Porto Novo,  12 Mai (Inforpress) – O grogue que se produz no Tarrafal de Monte Trigo, no Porto Novo, Santo Antão, está a conquistar o mercado em França, o pais para onde o produto tem vindo a ser exportado desde Agosto de 2018.

O produtor Simão Évora garante que tem chegado ao mercado francês “o grogue de maior qualidade nacional”, produzido em Tarrafal de Monte Trigo, localidade onde os fabricantes têm estado “cada vez mais focados” na melhoria da qualidade do produto, garante.

Além do grogue, também derivados, como ponche e licores, têm sido, igualmente, exportados para França.

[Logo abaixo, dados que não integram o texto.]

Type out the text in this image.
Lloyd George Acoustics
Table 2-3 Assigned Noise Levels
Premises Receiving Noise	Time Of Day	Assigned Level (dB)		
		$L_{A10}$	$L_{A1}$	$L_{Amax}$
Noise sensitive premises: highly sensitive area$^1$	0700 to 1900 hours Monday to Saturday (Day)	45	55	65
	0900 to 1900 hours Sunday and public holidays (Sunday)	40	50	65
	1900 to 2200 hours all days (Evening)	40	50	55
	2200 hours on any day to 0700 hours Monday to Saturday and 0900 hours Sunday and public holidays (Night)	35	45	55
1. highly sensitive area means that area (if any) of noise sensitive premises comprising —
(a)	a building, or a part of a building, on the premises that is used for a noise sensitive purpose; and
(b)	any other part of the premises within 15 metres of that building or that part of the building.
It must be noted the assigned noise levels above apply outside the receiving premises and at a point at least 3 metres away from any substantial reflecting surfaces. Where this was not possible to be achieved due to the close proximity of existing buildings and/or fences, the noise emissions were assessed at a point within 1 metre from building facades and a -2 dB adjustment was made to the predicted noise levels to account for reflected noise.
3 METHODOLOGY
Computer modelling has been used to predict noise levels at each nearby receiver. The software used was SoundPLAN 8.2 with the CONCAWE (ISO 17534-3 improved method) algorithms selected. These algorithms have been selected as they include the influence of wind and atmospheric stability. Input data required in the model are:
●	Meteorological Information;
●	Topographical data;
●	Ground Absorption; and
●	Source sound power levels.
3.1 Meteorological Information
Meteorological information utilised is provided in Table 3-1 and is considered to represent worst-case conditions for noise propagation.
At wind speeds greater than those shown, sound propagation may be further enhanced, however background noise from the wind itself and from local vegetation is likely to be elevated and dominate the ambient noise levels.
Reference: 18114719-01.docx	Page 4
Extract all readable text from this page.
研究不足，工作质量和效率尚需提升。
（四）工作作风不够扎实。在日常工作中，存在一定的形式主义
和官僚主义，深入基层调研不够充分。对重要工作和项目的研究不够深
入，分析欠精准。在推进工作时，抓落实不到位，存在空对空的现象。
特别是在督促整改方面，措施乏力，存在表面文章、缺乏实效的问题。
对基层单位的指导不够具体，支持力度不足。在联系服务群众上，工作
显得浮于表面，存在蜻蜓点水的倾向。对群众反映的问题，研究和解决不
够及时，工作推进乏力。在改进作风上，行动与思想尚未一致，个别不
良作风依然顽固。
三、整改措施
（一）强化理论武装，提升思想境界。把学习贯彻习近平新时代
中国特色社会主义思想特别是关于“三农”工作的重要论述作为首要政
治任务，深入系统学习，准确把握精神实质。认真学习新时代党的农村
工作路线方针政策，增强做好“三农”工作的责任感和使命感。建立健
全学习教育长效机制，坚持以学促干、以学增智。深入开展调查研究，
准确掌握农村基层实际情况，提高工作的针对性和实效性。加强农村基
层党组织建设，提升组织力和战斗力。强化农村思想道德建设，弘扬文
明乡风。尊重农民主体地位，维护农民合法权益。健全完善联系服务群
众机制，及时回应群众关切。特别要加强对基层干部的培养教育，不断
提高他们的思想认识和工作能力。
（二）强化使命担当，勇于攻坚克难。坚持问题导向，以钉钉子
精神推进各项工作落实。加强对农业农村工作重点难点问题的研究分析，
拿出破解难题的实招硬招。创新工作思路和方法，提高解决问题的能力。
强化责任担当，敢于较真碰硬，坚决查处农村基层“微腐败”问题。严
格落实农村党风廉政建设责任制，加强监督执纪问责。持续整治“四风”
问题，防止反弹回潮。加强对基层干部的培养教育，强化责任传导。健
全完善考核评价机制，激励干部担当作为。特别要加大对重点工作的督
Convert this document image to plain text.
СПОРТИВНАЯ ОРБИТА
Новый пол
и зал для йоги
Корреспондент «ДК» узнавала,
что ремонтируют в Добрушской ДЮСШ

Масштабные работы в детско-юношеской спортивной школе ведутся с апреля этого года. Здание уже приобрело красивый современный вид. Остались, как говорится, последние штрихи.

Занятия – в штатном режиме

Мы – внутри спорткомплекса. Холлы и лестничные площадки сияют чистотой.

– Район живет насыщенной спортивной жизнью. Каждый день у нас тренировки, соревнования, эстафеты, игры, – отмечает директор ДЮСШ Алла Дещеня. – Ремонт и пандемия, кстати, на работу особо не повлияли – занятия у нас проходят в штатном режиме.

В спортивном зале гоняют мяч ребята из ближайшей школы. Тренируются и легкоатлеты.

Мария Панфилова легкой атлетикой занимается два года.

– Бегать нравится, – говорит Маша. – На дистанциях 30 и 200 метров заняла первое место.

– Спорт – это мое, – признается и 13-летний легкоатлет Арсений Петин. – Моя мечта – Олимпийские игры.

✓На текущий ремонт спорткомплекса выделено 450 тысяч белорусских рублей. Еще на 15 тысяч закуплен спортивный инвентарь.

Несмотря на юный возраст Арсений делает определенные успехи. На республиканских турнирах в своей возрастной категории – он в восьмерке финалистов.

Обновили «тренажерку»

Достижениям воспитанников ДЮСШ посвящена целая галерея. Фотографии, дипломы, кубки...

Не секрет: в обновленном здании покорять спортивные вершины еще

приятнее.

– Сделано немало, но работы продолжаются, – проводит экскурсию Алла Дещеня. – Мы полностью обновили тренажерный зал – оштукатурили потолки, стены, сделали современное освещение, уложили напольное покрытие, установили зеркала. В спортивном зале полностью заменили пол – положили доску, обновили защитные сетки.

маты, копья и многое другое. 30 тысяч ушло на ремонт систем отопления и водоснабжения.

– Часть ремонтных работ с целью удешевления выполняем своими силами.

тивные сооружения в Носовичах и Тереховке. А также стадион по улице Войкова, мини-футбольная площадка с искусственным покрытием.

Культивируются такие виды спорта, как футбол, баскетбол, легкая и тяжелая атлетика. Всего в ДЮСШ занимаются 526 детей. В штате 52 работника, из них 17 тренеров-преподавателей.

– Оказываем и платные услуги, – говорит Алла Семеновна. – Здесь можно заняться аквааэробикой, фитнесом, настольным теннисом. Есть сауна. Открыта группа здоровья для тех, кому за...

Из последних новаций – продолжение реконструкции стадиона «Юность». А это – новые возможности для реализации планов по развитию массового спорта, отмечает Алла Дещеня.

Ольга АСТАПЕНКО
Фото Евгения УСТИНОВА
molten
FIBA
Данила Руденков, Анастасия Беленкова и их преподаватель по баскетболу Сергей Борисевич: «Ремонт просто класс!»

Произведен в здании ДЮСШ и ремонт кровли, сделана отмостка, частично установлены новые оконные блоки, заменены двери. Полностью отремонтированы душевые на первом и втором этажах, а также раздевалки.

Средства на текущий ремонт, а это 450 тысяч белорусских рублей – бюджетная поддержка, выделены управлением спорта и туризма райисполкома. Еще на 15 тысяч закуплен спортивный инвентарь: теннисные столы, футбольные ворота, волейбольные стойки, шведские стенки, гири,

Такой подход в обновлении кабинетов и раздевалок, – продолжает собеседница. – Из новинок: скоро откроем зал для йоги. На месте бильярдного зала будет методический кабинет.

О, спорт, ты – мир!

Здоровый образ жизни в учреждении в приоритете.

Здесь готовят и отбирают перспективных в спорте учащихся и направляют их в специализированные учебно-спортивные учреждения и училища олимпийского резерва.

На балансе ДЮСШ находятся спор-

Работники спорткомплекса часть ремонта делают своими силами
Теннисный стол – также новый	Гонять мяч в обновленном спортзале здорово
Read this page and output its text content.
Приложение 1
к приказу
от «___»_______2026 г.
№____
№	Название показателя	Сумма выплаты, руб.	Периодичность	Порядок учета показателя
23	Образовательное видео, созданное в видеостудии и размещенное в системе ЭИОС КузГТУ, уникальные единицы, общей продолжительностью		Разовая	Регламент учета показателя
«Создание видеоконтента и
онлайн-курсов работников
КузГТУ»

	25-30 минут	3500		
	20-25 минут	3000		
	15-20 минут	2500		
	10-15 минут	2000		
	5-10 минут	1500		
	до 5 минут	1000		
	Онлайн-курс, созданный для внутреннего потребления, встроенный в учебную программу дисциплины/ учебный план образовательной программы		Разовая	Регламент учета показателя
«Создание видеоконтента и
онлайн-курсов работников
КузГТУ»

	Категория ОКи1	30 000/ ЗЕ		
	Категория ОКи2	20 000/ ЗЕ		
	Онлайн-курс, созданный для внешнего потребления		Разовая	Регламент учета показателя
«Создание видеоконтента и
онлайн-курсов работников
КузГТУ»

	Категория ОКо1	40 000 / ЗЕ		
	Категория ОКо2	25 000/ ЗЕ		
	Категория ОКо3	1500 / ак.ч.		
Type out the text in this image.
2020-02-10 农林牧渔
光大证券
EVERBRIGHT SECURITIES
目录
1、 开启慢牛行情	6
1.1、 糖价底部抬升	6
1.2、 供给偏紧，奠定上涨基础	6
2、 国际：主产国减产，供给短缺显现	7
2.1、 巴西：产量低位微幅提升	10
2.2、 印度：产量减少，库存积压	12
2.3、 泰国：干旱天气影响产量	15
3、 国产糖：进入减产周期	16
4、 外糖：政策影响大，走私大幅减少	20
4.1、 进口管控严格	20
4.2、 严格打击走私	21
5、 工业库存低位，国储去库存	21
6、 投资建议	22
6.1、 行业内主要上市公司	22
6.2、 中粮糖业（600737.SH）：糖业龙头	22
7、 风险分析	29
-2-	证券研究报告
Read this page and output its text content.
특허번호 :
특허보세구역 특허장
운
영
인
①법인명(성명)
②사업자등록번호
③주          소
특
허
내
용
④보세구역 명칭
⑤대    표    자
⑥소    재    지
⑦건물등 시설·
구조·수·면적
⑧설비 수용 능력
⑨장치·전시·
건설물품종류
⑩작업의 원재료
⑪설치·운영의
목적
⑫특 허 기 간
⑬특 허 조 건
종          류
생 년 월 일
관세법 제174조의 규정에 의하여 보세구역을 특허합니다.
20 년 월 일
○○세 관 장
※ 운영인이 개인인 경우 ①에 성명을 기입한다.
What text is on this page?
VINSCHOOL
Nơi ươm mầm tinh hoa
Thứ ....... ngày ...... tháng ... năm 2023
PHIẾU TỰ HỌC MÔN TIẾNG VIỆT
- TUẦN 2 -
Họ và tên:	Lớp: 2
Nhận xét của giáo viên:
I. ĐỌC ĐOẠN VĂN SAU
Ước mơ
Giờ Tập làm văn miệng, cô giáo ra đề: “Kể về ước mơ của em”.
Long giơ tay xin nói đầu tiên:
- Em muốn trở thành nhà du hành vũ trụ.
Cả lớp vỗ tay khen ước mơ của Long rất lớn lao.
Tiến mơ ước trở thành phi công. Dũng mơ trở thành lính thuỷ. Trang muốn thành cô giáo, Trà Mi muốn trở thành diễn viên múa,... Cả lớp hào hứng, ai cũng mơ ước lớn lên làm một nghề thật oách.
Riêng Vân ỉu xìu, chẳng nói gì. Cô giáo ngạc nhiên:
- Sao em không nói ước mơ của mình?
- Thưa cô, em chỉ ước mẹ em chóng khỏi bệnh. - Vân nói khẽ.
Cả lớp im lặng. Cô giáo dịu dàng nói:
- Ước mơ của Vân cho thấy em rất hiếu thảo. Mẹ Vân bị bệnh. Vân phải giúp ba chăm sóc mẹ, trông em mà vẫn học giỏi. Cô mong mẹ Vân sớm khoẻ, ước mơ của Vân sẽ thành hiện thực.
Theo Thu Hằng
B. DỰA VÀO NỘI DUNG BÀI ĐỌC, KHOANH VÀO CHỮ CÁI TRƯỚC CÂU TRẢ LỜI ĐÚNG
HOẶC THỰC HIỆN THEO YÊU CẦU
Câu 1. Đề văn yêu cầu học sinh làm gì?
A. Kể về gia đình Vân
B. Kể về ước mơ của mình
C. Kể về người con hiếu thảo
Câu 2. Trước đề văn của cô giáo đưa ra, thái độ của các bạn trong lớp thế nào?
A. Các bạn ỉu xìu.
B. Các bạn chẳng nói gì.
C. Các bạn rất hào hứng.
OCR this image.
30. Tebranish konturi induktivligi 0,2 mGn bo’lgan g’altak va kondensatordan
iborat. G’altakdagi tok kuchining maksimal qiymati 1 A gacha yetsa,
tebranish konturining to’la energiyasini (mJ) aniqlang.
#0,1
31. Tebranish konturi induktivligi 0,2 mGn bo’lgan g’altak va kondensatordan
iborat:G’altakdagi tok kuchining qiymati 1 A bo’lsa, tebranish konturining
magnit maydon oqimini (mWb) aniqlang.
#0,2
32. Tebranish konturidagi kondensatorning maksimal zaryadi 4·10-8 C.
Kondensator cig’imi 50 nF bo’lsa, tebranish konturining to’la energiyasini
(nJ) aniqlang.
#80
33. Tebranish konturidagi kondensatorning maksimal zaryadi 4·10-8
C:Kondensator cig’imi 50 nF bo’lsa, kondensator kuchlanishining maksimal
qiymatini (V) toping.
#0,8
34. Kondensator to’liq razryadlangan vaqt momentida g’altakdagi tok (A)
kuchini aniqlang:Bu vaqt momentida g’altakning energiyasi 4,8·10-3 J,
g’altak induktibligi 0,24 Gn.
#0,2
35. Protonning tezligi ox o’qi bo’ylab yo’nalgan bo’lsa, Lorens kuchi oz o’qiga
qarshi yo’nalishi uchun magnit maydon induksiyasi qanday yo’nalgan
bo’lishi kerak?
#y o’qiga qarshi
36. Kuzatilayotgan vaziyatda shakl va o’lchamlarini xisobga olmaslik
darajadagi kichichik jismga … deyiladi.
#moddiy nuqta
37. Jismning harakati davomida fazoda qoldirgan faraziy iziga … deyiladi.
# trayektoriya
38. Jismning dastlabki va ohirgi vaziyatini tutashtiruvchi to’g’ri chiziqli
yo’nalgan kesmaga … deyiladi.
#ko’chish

O grogue produzido em Ribeira da Cruz, outro vale do interior do Porto Novo, também, já goza de “muita preferência” no mercado intencional, sobretudo, nos Estados Unidos da América (EUA), segundo os produtores locais.

Isso, acontece numa altura em que o grogue de Santo Antão está em vias de ser certificado.

A  menos de um mês do término do período de industrialização da aguardente, com selagem dos alambiques, os produtores em toda a ilha de Santo Antão estão “satisfeitos com os ganhos conseguidos”, este ano, em matéria de valorização do grogue, nesta ilha.

Para isso, segundo os produtores, contribuíram as acções desencadeadas pela Inspecção-geral das Actividades Económicas (IGAE), tanto a nível de fiscalização como de formação/capacitação dos agricultores para uma produção legal do grogue.

Com 1.034 hectares da área agrícola coberta por cana-de-açúcar, Santo Antão detém 80 por cento (%) do potencial de cana sacarina em Cabo Verde, mas, curiosamente, contribui apenas com 20% da produção da aguardente a nível nacional.

A Associação dos Municípios de Santo Antão garante que ainda em 2019, o grogue que se produz nesta ilha, à volta de dois milhões de litros por ano, vai ser “devidamente certificado” com vista à sua afirmação no mercado nacional e sua exportação para mercados internacionais.

A certificação do grogue de Santo Antão será possível graças à operacionalização do laboratório do centro de transformação agro-industrial de Afonso Martinho, em Ribeira Grande, e à aquisição de um cromatógrafo, financiado pelo Governo, em seis mil contos.